Shelley’s death is “stupifyingly banal.” Time movie reviewer Richard Schickel in his precious way is stupified by how meaningless and random the murder is, instead of being outraged by the depravity of the person who did it, and by the disorder that becomes normal when a society undercuts all morality, law, and authority, while also allowing its cities to fill up with lawbreakers from foreign countries who have no legitimate connection to this country—the whole process having been cheered on by Time itself over the last several decades. A couple of years ago Time had a cover that reveled in the image of the U.S. Mexican border region as a place of hideous ugliness and chaos, thus perfectly combining the liberal ideals of moral nihilism within and open borders without. Yet Shickel has the audacity to attribute Shelley’s death to some general randomness of existence, rather than to the specific disorders that our own governmental and cultural elites have encouraged.

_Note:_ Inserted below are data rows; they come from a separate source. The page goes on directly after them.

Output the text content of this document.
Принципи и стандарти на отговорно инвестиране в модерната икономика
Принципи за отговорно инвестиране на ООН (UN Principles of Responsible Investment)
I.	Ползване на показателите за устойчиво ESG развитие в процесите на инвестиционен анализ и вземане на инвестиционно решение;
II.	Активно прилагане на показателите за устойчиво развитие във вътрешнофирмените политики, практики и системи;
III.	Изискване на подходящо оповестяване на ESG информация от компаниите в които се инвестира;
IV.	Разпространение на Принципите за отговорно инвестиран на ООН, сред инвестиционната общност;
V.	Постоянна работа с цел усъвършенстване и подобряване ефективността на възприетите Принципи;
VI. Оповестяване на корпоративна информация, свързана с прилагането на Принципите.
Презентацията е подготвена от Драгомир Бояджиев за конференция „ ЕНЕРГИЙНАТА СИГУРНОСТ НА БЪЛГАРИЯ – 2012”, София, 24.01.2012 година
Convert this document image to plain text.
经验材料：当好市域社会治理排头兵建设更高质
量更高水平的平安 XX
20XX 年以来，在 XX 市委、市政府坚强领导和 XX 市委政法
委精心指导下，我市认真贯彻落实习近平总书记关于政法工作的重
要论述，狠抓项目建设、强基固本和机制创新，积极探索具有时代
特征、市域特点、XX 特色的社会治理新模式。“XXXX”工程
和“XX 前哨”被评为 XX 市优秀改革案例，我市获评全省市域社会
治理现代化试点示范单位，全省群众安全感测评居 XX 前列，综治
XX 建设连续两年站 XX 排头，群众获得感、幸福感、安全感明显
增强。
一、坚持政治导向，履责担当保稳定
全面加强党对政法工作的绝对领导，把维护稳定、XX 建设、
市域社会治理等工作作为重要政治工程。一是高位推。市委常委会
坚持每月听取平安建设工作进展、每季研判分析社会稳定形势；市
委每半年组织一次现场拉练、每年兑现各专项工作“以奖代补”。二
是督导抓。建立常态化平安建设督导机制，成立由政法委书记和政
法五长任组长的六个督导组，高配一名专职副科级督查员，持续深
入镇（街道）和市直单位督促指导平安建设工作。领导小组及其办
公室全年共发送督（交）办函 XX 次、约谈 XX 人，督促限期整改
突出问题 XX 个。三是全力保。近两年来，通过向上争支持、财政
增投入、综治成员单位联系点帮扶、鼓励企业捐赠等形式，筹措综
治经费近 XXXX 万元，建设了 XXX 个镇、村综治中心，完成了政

Schickel’s bad faith is shown by his covering up of both the killer’s illegal status and his deliberate murder of Shelley. He sounds every relativist note except for saying that Shelley was “in the wrong place at the wrong time,” which would have sounded pretty strange since she was killed in her own office. Yet President Bush did Schickel one better. He actually said in his speech at Virginia Tech that the people slaughtered by Cho Sueng-Hui were “in the wrong place at the wrong time,” when in fact they were in their classrooms, doing what they were supposed to be doing, and the killer even chained shut the building before he began killing them so that they wouldn’t be able to escape. But, you see, once you subscribe to the modern liberal view of the universe as a senseless chaos in which there is no such thing as evil (except of course for the evil of terrorists) and in which randomness rules everything (“how thin and how carelessly drawn the line between life and death is”), the only reason for anything bad happening to anyone is that he was in the wrong place at the wrong time.

- end of initial entry -

David B. writes:

I was watching the coverage of the VT massacre when a clip of GWB’s speech came on. He intoned, “They did not deserve to die. They were in the wrong place at the wrong time.” I thought, “Doesn’t Bush have a speechwriter who can come up with better lines than this?” On second thought, I realized that this is what Bush, as a good liberal, wanted to say. It’s the same when he says things like, “Family values don’t stop at the Rio Grande. They do jobs Americans aren’t doing.”

The standard cliché of “they were in the wrong place at the wrong time” has been trotted out at many vicious murders. It was used in a news report about the Knoxville atrocity and regarding Ron Goldman.

Alan Levine writes:

I was most impressed by your remarks on Richard Schickel’s take on the Shelley murder (or was it just a premature death by argument?) I at first thought you were making too much of the inanities about “tragedy,” but I now think you were right.

I must say I had not heard George Bush’s brilliant point that the Virginia Tech victims were at the “wrong place at the wrong time” while going about getting an education. Or was it a Freudian semi-slip, a man thinking that he himself is indeed in the wrong place at the wrong time? (That is, the White House.)